Confusing Titles and Certifications
The license title of “Hearing Aid Dispenser” is not always professional enough for the dispenser when it comes to selling hearing aids. So a variety of independent certifications are available to help give credibility to the dispenser. For me, knowing the hearing aid technology is not enough; you must also have the knowledge of the human auditory system from ear to brain. Then you can make an expert fit between hearing aid and patient.
Mail Order/Internet Hearing Aids
The following information was taken directly from the CA Department of Consumer Affairs Web site http://www.dca.ca.gov/hearingaid/consumers/mail_order.shtml
Purchasing a hearing aid by mail order/internet may seem inexpensive (compared to purchasing one from an audiologist serving Chico), but there could be hidden costs.
Know your rights and the seller’s responsibilities:
- California law provides that mail order/internet hearing aids may only be purchased through a dispenser licensed by the California Hearing Aid Dispensers Bureau.
- The law states that when hearing aids are purchased by mail order/internet there must be no fitting, selection or adaptation of the instrument.

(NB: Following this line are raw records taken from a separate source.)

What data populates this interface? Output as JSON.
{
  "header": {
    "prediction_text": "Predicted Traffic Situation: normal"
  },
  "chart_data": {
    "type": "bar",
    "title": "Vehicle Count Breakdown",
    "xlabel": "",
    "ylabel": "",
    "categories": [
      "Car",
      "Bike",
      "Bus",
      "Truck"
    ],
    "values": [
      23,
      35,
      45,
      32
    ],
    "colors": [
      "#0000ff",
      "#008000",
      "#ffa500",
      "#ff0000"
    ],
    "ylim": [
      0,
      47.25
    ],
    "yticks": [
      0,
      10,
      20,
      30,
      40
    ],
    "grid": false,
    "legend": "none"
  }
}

- By law, the seller may give no advice with respect to the taking of an ear impression (ear impressions are made to ensure the proper fit of a hearing aid).
- The law also requires that, prior to purchasing a hearing aid through mail order or the Internet, you must provide a statement signed by a physician, audiologist or licensed dispenser that verifies direct examination of your ear.

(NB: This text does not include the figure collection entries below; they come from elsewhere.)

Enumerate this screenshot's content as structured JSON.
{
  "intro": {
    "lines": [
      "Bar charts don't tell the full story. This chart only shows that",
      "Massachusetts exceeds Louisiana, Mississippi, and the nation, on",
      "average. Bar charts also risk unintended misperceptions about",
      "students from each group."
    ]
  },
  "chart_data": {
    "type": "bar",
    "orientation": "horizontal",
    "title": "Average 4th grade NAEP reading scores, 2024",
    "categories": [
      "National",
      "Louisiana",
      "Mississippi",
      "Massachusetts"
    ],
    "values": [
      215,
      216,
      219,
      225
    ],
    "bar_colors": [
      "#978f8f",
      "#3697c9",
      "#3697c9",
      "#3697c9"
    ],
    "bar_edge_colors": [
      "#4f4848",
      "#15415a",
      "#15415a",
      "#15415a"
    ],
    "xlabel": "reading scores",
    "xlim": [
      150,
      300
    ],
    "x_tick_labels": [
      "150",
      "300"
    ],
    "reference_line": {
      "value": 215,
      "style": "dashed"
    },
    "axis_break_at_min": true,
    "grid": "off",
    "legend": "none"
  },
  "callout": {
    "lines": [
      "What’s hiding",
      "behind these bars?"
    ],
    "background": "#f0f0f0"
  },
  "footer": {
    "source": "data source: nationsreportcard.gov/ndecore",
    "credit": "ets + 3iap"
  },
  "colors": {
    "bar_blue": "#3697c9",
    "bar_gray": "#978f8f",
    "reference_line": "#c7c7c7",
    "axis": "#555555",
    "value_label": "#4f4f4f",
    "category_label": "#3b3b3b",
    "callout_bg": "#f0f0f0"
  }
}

Beware of potential risks:
- To work effectively, hearing aids must fit correctly. If a mail-order/internet sale doesn’t involve personal contact with a licensed dispenser, it’s difficult for you to benefit from a proper fitting.
- Follow-up evaluation, which is important to ensure the hearing aid is working appropriately and meeting your needs, probably isn’t available.

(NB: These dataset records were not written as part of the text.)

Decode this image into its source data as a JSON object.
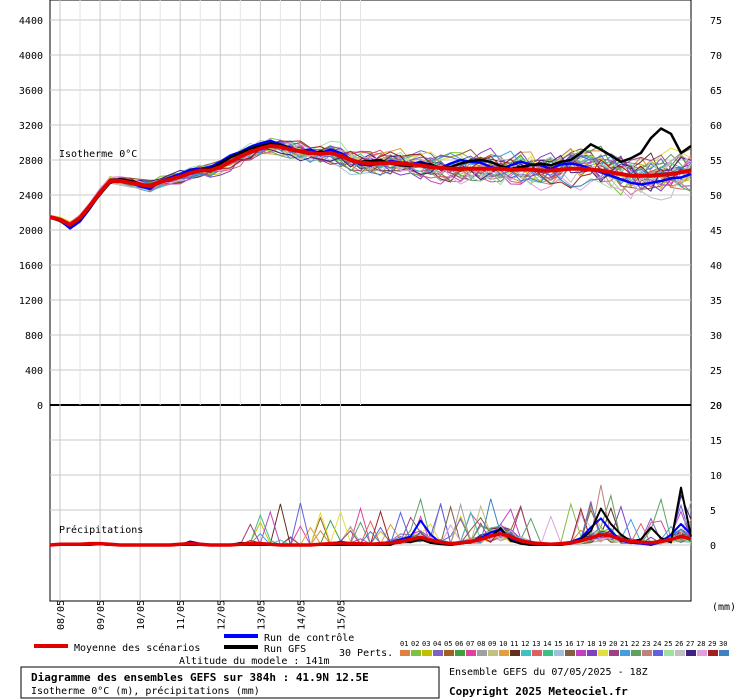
{
  "chart_data": [
    {
      "type": "line",
      "title": "Isotherme 0°C",
      "left_axis_ticks": [
        "4400",
        "4000",
        "3600",
        "3200",
        "2800",
        "2400",
        "2000",
        "1600",
        "1200",
        "800",
        "400",
        "0"
      ],
      "right_axis_ticks": [
        "75",
        "70",
        "65",
        "60",
        "55",
        "50",
        "45",
        "40",
        "35",
        "30",
        "25",
        "20"
      ],
      "ylim": [
        0,
        4600
      ],
      "x_labels": [
        "08/05",
        "09/05",
        "10/05",
        "11/05",
        "12/05",
        "13/05",
        "14/05",
        "15/05"
      ],
      "x": [
        0,
        6,
        12,
        18,
        24,
        30,
        36,
        42,
        48,
        54,
        60,
        66,
        72,
        78,
        84,
        90,
        96,
        102,
        108,
        114,
        120,
        126,
        132,
        138,
        144,
        150,
        156,
        162,
        168,
        174,
        180,
        186,
        192,
        198,
        204,
        210,
        216,
        222,
        228,
        234,
        240,
        246,
        252,
        258,
        264,
        270,
        276,
        282,
        288,
        294,
        300,
        306,
        312,
        318,
        324,
        330,
        336,
        342,
        348,
        354,
        360,
        366,
        372,
        378,
        384
      ],
      "series": [
        {
          "name": "Moyenne des scénarios",
          "color": "#e00000",
          "values": [
            2150,
            2120,
            2060,
            2140,
            2280,
            2430,
            2560,
            2560,
            2540,
            2520,
            2500,
            2550,
            2580,
            2610,
            2650,
            2680,
            2680,
            2720,
            2780,
            2840,
            2890,
            2930,
            2960,
            2950,
            2920,
            2900,
            2880,
            2870,
            2880,
            2850,
            2800,
            2770,
            2760,
            2760,
            2770,
            2760,
            2750,
            2740,
            2720,
            2710,
            2700,
            2700,
            2700,
            2700,
            2700,
            2700,
            2690,
            2690,
            2690,
            2680,
            2680,
            2690,
            2700,
            2700,
            2690,
            2680,
            2660,
            2640,
            2620,
            2620,
            2620,
            2630,
            2640,
            2660,
            2680
          ]
        },
        {
          "name": "Run de contrôle",
          "color": "#0000ff",
          "values": [
            2150,
            2110,
            2020,
            2100,
            2250,
            2420,
            2550,
            2580,
            2540,
            2500,
            2470,
            2560,
            2600,
            2640,
            2690,
            2700,
            2720,
            2780,
            2850,
            2890,
            2950,
            2990,
            3020,
            2980,
            2940,
            2900,
            2920,
            2870,
            2920,
            2880,
            2810,
            2750,
            2740,
            2760,
            2790,
            2770,
            2750,
            2780,
            2740,
            2710,
            2760,
            2800,
            2780,
            2770,
            2720,
            2690,
            2740,
            2780,
            2750,
            2740,
            2700,
            2750,
            2760,
            2740,
            2700,
            2660,
            2620,
            2580,
            2540,
            2520,
            2540,
            2560,
            2590,
            2600,
            2640
          ]
        },
        {
          "name": "Run GFS",
          "color": "#000000",
          "values": [
            2140,
            2110,
            2050,
            2120,
            2260,
            2410,
            2540,
            2580,
            2560,
            2530,
            2490,
            2540,
            2590,
            2620,
            2660,
            2690,
            2700,
            2760,
            2830,
            2880,
            2930,
            2960,
            2990,
            2970,
            2930,
            2890,
            2870,
            2900,
            2880,
            2840,
            2800,
            2780,
            2790,
            2800,
            2760,
            2740,
            2730,
            2760,
            2750,
            2710,
            2720,
            2760,
            2790,
            2800,
            2780,
            2730,
            2700,
            2720,
            2740,
            2760,
            2740,
            2780,
            2800,
            2880,
            2980,
            2920,
            2850,
            2780,
            2820,
            2880,
            3050,
            3160,
            3100,
            2880,
            2960
          ]
        }
      ]
    },
    {
      "type": "line",
      "title": "Précipitations",
      "right_axis_ticks": [
        "20",
        "15",
        "10",
        "5",
        "0"
      ],
      "unit": "(mm)",
      "ylim": [
        -10,
        20
      ],
      "series": [
        {
          "name": "Moyenne des scénarios",
          "color": "#e00000",
          "values": [
            0,
            0.1,
            0.1,
            0.1,
            0.2,
            0.2,
            0.1,
            0,
            0,
            0,
            0,
            0,
            0,
            0.1,
            0.2,
            0.1,
            0,
            0,
            0,
            0.1,
            0.2,
            0.2,
            0.1,
            0,
            0,
            0,
            0,
            0.1,
            0.2,
            0.3,
            0.2,
            0.2,
            0.1,
            0.2,
            0.3,
            0.5,
            0.8,
            1.1,
            0.7,
            0.4,
            0.2,
            0.3,
            0.5,
            0.8,
            1.3,
            1.6,
            1.2,
            0.6,
            0.3,
            0.2,
            0.1,
            0.2,
            0.3,
            0.6,
            1.0,
            1.5,
            1.3,
            0.8,
            0.5,
            0.4,
            0.3,
            0.5,
            0.8,
            1.2,
            0.9
          ]
        },
        {
          "name": "Run de contrôle",
          "color": "#0000ff",
          "values": [
            0,
            0,
            0.2,
            0,
            0,
            0.1,
            0,
            0,
            0,
            0,
            0,
            0,
            0,
            0,
            0.5,
            0.2,
            0,
            0,
            0,
            0,
            0,
            0,
            0,
            0,
            0,
            0,
            0,
            0,
            0,
            0.5,
            0.2,
            0,
            0,
            0,
            0.4,
            0.8,
            1.2,
            3.5,
            1.5,
            0.3,
            0,
            0.2,
            0.5,
            1.0,
            1.8,
            2.2,
            0.8,
            0.2,
            0,
            0,
            0,
            0,
            0.4,
            1.0,
            2.5,
            3.8,
            2.0,
            0.6,
            0.3,
            0.2,
            0,
            0.4,
            1.5,
            3.0,
            1.5
          ]
        },
        {
          "name": "Run GFS",
          "color": "#000000",
          "values": [
            0,
            0,
            0,
            0,
            0.2,
            0.1,
            0,
            0,
            0,
            0,
            0,
            0,
            0,
            0,
            0,
            0,
            0,
            0,
            0,
            0.3,
            0.2,
            0,
            0,
            0,
            0,
            0,
            0,
            0,
            0,
            0,
            0,
            0,
            0,
            0,
            0,
            0.6,
            0.4,
            0.8,
            0.3,
            0.1,
            0,
            0.2,
            0.4,
            0.8,
            1.2,
            2.4,
            0.6,
            0.2,
            0,
            0,
            0,
            0,
            0.2,
            0.8,
            2.0,
            5.2,
            3.0,
            1.5,
            0.5,
            0.8,
            2.5,
            1.0,
            0.4,
            8.2,
            1.2
          ]
        }
      ]
    }
  ],
  "legend": {
    "mean_label": "Moyenne des scénarios",
    "control_label": "Run de contrôle",
    "gfs_label": "Run GFS",
    "perts_label": "30 Perts.",
    "perts_numbers": [
      "01",
      "02",
      "03",
      "04",
      "05",
      "06",
      "07",
      "08",
      "09",
      "10",
      "11",
      "12",
      "13",
      "14",
      "15",
      "16",
      "17",
      "18",
      "19",
      "20",
      "21",
      "22",
      "23",
      "24",
      "25",
      "26",
      "27",
      "28",
      "29",
      "30"
    ],
    "perts_colors": [
      "#e08040",
      "#80c040",
      "#c0c000",
      "#8060c0",
      "#a06020",
      "#40a040",
      "#e040a0",
      "#a0a0a0",
      "#c0c080",
      "#e0a040",
      "#603020",
      "#40c0c0",
      "#e06060",
      "#40c080",
      "#a0c0e0",
      "#806040",
      "#c040c0",
      "#8040c0",
      "#e0e040",
      "#a04080",
      "#40a0e0",
      "#60a060",
      "#c08080",
      "#6060e0",
      "#a0e0a0",
      "#c0c0c0",
      "#402080",
      "#e0a0e0",
      "#a02020",
      "#4080c0"
    ],
    "mean_color": "#e00000",
    "control_color": "#0000ff",
    "gfs_color": "#000000"
  },
  "footer": {
    "altitude": "Altitude du modele : 141m",
    "box_title": "Diagramme des ensembles GEFS sur 384h : 41.9N 12.5E",
    "box_subtitle": "Isotherme 0°C (m), précipitations (mm)",
    "ensemble_run": "Ensemble GEFS du 07/05/2025 - 18Z",
    "copyright": "Copyright 2025 Meteociel.fr"
  }
}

- It may be difficult to get a refund from an out-of-state seller. According to California law, if you are not satisfied with a hearing aid, and the hearing aid has not been specifically fit for your particular needs, you may receive a full refund if you return it to the seller within 30 days of receipt.
When preparing to purchase a hearing aid, remember to:
- Always deal with a licensed Hearing Aid Dispenser, to take best advantage of California’s consumer-protection laws. Ask the dispenser if they’re licensed in California, call the Bureau or check the Bureau’s Web site to verify license status.
- Read the fine print on advertisements. If a pitch seems “too good to be true,” it probably is.
When you visit an audiologist serving Chico, you’re getting a professional evaluation of your hearing needs, leading to the best choice of hearing aids for you. When you visit a hearing aid dispenser, you’re just getting someone to sell you a hearing aid. Is your hearing worth a little extra investment?